MaartenGr / BERTopic

Leveraging BERT and c-TF-IDF to create easily interpretable topics.
https://maartengr.github.io/BERTopic/
MIT License
6.19k stars 765 forks source link

Best-performing embedding models? #1931

Open raphael-milliere opened 7 months ago

raphael-milliere commented 7 months ago

I've been looking for up-to-date information about how various pre-trained models compare for clustering and topic modeling with BERTopic – rather than semantic search which is all the rage these days with RAG pipelines.
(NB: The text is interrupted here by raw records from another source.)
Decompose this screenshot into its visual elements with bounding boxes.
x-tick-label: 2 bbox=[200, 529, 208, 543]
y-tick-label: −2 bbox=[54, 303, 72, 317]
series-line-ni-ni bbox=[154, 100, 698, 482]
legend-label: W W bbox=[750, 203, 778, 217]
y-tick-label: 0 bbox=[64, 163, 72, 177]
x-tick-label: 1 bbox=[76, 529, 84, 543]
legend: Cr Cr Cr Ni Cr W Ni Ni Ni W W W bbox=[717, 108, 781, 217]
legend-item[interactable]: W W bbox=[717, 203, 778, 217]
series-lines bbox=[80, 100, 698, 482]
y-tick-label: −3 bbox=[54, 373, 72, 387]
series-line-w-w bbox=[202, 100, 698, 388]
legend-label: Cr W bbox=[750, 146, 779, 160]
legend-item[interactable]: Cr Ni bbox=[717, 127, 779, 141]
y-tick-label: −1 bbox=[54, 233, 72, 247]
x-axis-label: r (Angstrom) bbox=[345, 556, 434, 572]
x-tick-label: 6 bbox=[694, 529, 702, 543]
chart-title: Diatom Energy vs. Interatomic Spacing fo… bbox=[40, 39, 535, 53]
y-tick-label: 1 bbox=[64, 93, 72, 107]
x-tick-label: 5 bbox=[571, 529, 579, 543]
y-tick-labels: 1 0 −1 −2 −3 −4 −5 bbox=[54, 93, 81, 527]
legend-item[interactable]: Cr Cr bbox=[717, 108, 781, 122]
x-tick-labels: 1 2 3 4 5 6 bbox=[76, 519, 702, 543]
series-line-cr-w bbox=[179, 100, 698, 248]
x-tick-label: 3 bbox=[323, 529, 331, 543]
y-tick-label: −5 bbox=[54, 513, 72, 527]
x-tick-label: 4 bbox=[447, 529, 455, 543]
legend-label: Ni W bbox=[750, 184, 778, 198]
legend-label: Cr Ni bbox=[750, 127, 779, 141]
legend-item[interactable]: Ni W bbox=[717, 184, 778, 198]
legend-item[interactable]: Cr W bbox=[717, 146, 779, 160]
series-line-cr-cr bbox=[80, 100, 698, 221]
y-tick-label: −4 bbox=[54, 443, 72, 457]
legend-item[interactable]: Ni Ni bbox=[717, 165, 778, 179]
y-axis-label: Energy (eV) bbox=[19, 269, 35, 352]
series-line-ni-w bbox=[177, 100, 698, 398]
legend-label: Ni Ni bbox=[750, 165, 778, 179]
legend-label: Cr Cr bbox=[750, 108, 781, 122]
According to the official pre-trained model evaluations, all-mpnet-base-v2 is best overall, while sentence-t5-xxl is best for sentence similarity. However, both of these models are quite old. Surely there are better pre-trained models available for similarity/clustering?

Looking at the MTEB leaderboard, mxbai-embed-large-v1 appears to be the leading open weights model currently. Should I expect this model to be superior to all-mpnet-base-v2 or sentence-t5-xxl for BERTopic? I've done some informal tests, but I'm not convinced it results in better topics.

MaartenGr commented 7 months ago

I would indeed advise looking at the MTEB leaderboard and specifically look at the clustering metric since that is what BERTopic is using mostly. In my experience the clusters are formed a bit better when using a model that scores higher on the leaderboard.

However, do note that small differences in clusters might not affect the topic representations that greatly if you have a relatively big dataset. You might see differences in smaller clusters but it will unlikely affect those larger clusters that already have good representations.

aramis-it commented 6 months ago

@raphael-milliere did you find anything?